Initially identified for their capability to induce heterotopic bone formation, bone morphogenetic proteins (BMPs) are multifunctional growth factors that belong to the transforming growth factor β superfamily. Using cellular and molecular genetic approaches, recent studies have implicated intra-ovarian BMPs as potent regulators of ovarian follicular function. The bi-directional communication of oocytes and the surrounding somatic cells is mandatory for normal follicle development and oocyte maturation. This review summarizes the current knowledge on the physiological role and molecular determinants of these ovarian regulatory factors within the human germline-somatic regulatory loop.
The regulation of ovarian function remains poorly characterized in humans because, while the fundamental process of follicular development and oocyte maturation is highly similar across species, most information on the regulation of ovarian function is obtained from studies using rodent models. Thus, this review focuses on the studies that used human biological materials to gain knowledge about human ovarian biology and disorders and to develop strategies for preventing, diagnosing and treating these abnormalities.

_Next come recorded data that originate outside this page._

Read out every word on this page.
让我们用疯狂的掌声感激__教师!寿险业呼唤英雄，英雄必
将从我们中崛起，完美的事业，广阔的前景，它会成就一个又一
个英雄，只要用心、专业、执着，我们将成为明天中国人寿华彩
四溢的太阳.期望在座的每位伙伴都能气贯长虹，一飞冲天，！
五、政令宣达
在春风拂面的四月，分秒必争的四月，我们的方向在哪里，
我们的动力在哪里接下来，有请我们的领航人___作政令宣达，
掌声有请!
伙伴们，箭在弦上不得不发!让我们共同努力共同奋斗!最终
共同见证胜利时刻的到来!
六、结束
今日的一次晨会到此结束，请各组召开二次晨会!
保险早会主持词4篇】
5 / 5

Relevant English-language publications describing the roles of BMPs or growth differentiation factors (GDFs) in human ovarian biology and phenotypes were comprehensively searched using PubMed and the Google Scholar database. The publications included those published since the initial identification of BMPs in the mammalian ovary in 1999 through July 2016.
Studies using human biological materials have revealed the expression of BMPs, GDFs and their putative receptors as well as their molecular signaling in the fundamental cells (oocyte, cumulus/granulosa cells (GCs) and theca/stroma cells) of the ovarian follicles throughout follicle development. With the availability of recombinant human BMPs/GDFs and the development of immortalized human cell lines, functional studies have demonstrated the physiological role of intra-ovarian BMPs/GDFs in all aspects of ovarian functions, from follicle development to steroidogenesis, cell–cell communication, oocyte maturation, ovulation and luteal function. Furthermore, there is crosstalk between these potent ovarian regulators and the endocrine signaling system. Dysregulation or naturally occurring mutations within the BMP system may lead to several female reproductive diseases. The latest development of recombinant BMPs, synthetic BMP inhibitors, gene therapy and tools for BMP-ligand sequestration has made the BMP pathway a potential therapeutic target in certain human fertility disorders; however, further clinical trials are needed. Recent studies have indicated that GDF8 is an intra-ovarian factor that may play a novel role in regulating ovarian functions in the human ovary.
Intra-ovarian BMPs/GDFs are critical regulators of folliculogenesis and human ovarian functions. Any dysregulation or variations in these ligands or their receptors may affect the related intracellular signaling and influence ovarian functions, which accounts for several reproductive pathologies and infertility. Understanding the normal and pathological roles of intra-ovarian BMPs/GDFs, especially as related to GC functions and follicular fluid levels, will inform innovative approaches to fertility regulation and improve the diagnosis and treatment of ovarian disorders.